Jukka Hautamäki
Somnifer
Somnifer is a live image-editing tool that transforms source images in a clone-stamp spirit. It is built from autonomous editing agents and algorithmic brushes that move through a noise-driven flow field, sampling and redepositing textures, shapes, and colors through shaped stamps. The process is painterly: a mix of vision, improvisation, and chance.
Somnifer works at the threshold between noise and pattern. Source images dissolve and re-emerge through layered algorithmic processes and human improvisation. The result accumulates over time as anywhere from a few to several hundred agents trace their paths, each with its own behavioral traits. The same system produces very different visual registers depending on the brush type, parameters, masking, and source material the artist chooses.
The artist works as an instrumentalist rather than a spectator: selecting, adjusting, interrupting, and steering the process in real time. Somnifer is a performative tool where algorithmic behavior and artistic intention meet on a shared canvas.
More about the artist: https://jukkahautamaki.com
Jukka Hautamäki is a Finnish media artist (MFA) based in Helsinki. His practice engages with lens-based media, artificial intelligence, sound, and electronics. His works are presented as installations and generative media art pieces.
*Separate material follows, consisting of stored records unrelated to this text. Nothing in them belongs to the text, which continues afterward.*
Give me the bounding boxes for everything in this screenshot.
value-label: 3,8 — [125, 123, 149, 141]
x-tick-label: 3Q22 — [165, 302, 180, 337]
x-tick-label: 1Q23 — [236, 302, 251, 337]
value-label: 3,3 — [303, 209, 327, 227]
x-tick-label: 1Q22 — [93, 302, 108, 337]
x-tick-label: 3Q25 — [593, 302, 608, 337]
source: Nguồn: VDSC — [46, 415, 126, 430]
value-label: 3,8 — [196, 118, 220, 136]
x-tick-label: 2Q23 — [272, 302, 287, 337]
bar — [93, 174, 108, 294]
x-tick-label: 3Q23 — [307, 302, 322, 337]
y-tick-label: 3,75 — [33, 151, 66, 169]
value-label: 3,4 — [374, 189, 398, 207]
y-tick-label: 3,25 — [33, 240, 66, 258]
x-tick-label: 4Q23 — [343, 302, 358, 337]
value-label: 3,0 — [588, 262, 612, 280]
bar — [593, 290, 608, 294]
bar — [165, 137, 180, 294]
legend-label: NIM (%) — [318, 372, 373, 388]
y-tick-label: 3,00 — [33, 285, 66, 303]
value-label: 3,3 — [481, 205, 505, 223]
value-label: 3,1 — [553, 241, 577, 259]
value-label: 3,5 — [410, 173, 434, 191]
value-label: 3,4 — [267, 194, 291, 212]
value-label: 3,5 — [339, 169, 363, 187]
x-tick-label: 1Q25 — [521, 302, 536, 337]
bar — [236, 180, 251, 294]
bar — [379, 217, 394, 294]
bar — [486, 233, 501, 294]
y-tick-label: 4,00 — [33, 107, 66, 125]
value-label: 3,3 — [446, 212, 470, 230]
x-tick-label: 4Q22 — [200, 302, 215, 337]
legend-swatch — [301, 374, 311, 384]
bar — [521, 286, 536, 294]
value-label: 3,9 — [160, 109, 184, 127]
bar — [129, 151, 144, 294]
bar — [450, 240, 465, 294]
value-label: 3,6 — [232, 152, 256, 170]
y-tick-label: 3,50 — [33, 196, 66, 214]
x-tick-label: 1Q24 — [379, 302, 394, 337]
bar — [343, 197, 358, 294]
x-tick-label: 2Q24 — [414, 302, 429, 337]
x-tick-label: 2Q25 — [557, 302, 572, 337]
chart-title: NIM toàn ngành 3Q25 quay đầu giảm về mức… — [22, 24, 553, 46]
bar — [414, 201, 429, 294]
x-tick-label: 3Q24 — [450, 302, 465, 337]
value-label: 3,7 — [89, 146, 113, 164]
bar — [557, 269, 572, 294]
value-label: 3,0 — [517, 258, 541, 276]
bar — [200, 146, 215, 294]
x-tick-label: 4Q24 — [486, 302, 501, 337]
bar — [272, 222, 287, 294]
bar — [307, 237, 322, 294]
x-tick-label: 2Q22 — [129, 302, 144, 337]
Recent solo exhibitions include IPMA Festival in Kaunas (2023), Joensuu Art Museum (2021), Galleria MUU (2020), and Galleria Forum Box (2018). Selected group exhibitions include Traces / Jäljet – Ars Pori (2025), Ikipuhe – Sastamala (2024), and Boisterous Light – Hyvinkää Art Museum (2023).
His works and collaborative projects in sound and media art have been presented at SuperCollider Gallery in Los Angeles, NeurIPS in Montreal, HIAP, Mustarinda, the Bioart Society’s Field_Notes residency, AAVE Festival, RIXC Festival in Riga, Pikseliähky Festival, Mansedanse Festival, Animatricks Festival, Helsinki Festival, HORSEANDPONY Fine Arts in Berlin, Kunsthalle Helsinki, Avatar Center in Quebec, Fridman Gallery in New York, and the SIM Residency in Reykjavík.